Das Orchester präsentierte sich auch sonst wie in guten alten Zeiten. Aus Abbados Besetzung sind noch etliche der tragenden Säulen mit dabei, neben Zoon etwa Reinhold Friedrichs strahlende Trompete oder die Oboe von Lucas Macias Navarro. Und so wie diese Musiker das «Parsifal»-Vorspiel in den KKL-Saal zauberten, hätte man fast denken können, Claudio Abbado stehe noch am Pult: Sehr feierlich, sehr getragen, sehr zart und klanglich sensibel: Ein weltentrücktes, mystisches Ritual.

Regenbogen vor dem Konzert über dem KKL. Das zweite Konzert wurde zum Benefizkonzert für die Ukraine. © Priska Ketterer / Lucerne Festival

Aber natürlich hat Chailly sein eigenes Temperament: Das Vorspiel zum dritten «Lohengrin»-Aufzug nach der Pause liess er mit schmetternden Hörnern gegen den Auftritts-Applaus anbranden, voll Power und überschäumender Festfreude. Die Volksmelodien in der «Schottischen» klangen nach munteren Dorfmusikanten, der Meeressturm wurde zur suggestiven sinfonischen Dichtung und auch das Allegro vivace der «Reformationssinfonie durfte in burschikoser Übermütigkeit abschnurren. Da war zu spüren, dass Mendelssohns musikalische Welt gar nicht so weit von jener eines Gioacchino Rossini entfernt ist, und dass Chailly ein Musiker ist, der gerne auch die grosse Geste und die üppige Klangpracht zulässt.

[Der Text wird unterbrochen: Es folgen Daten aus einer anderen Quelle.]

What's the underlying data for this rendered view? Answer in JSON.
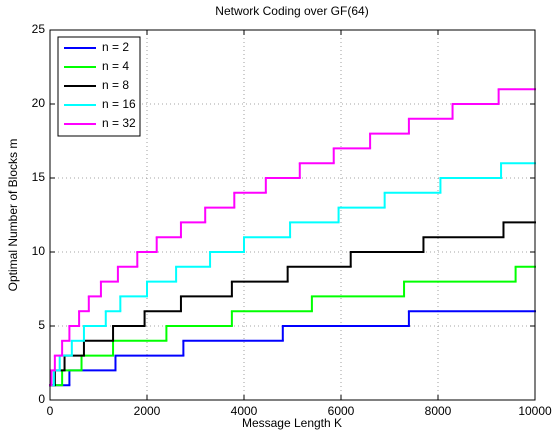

Ohne zu übertreiben freilich: Ausgewalzt und breitgetreten wird hier nichts, Rubati bleiben im Rahmen des Gepflegten, die dynamischen Pegel entspannen sich nach Akzentschlägen und Fortissimo-Phasen so rasch wie sie aufgebaut worden sind. Man kann rhythmisch zweifellos noch präziser spielen, daran merkt man, dass dieses Orchester, so illuster es besetzt ist, nicht dauernd zusammen arbeitet. Aber Mendelssohn auf diese im besten Sinne musikantische Weise zu hören, war die Reise nach Luzern auf jeden Fall wert.